Nous allons donc hériter (et c'est là le prix dont nous paierons le fait d'avoir laissé le peuple algérien combattre seul contre notre impérialisme) de cadres fascistes, ceux de l'armée et de la police, et de quelques centaines de milliers d'hommes et de fermes déracinés, aigris, décidés à faire payer aux métropolitains tout ce qu'eux ont enduré, ou cru endurer. Ce ne sera pas suffisant pour qu'un État fasciste puisse s'installer grâce à eux en France. Du moins, tant qu'une crise économique importante n'amène pas quelques centaines de milliers de chômeurs, de petits commerçants ruinés, d'intellectuels déclassés à rejoindre leurs rangs pour construire un État nationaliste fort, pur, patriotique et débarrassé de la racaille judéo-arabo-socialo-communiste afin éventuellement de rejoindre une sainte-alliance anti-bolchevique décide à rendre l'Oural et le Caucase à leur destination première.

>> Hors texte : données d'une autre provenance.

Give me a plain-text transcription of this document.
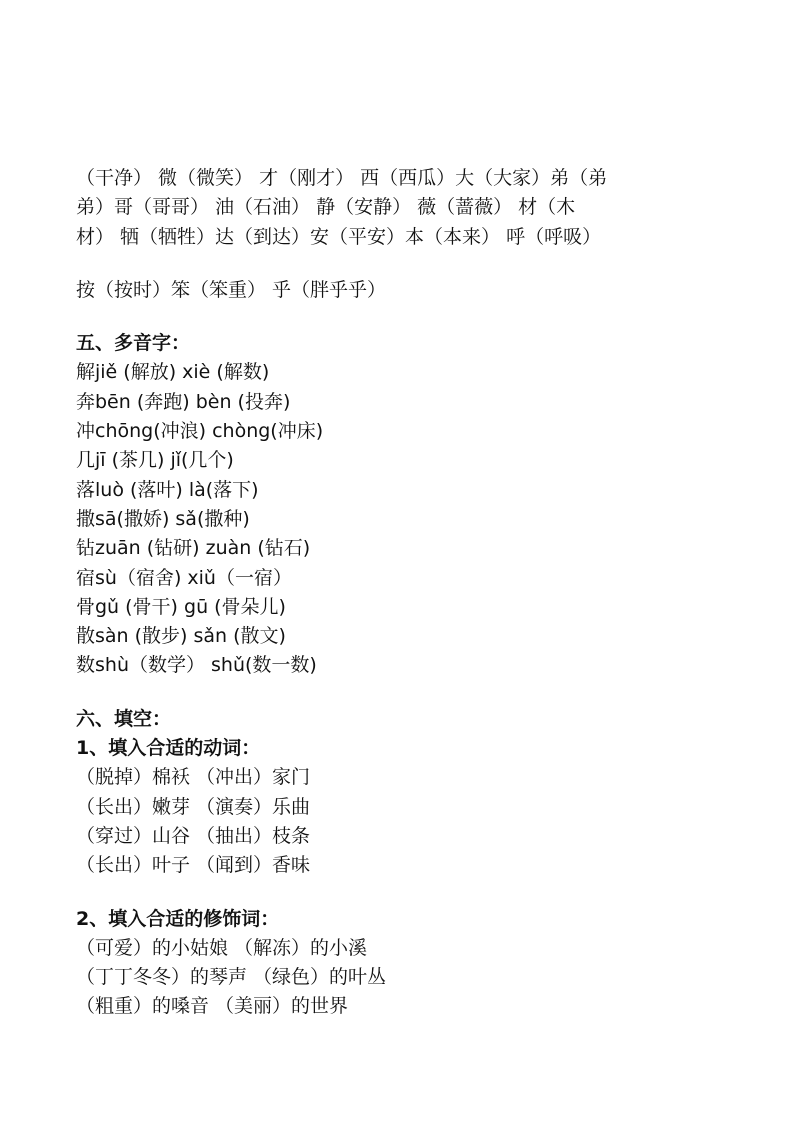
（干净） 微（微笑） 才（刚才） 西（西瓜）大（大家）弟（弟
弟）哥（哥哥） 油（石油） 静（安静） 薇（蔷薇） 材（木
材） 牺（牺牲）达（到达）安（平安）本（本来） 呼（呼吸）
按（按时）笨（笨重） 乎（胖乎乎）
五、多音字：
解jiě (解放) xiè (解数)
奔bēn (奔跑) bèn (投奔)
冲chōng(冲浪) chòng(冲床)
几jī (茶几) jǐ(几个)
落luò (落叶) là(落下)
撒sā(撒娇) sǎ(撒种)
钻zuān (钻研) zuàn (钻石)
宿sù（宿舍) xiǔ（一宿）
骨gǔ (骨干) gū (骨朵儿)
散sàn (散步) sǎn (散文)
数shù（数学） shǔ(数一数)
六、填空：
1、填入合适的动词：
（脱掉）棉袄 （冲出）家门
（长出）嫩芽 （演奏）乐曲
（穿过）山谷 （抽出）枝条
（长出）叶子 （闻到）香味
2、填入合适的修饰词：
（可爱）的小姑娘 （解冻）的小溪
（丁丁冬冬）的琴声 （绿色）的叶丛
（粗重）的嗓音 （美丽）的世界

Cela sera au moins suffisant pour qu'il se constitue en France des bandes assassinant les militants ouvriers, dispersant les meetings à la bombe ou à la grenade, plastiquant à gauche et à droite, surtout à gauche. Et il faudra que la France connaisse de longues années sans crise pour que ces gens-là se réintègrent à la « société française » et se reconvertissent au culte exclusif de l'automobile du dimanche, du frigidaire et de l'appareil de télévision.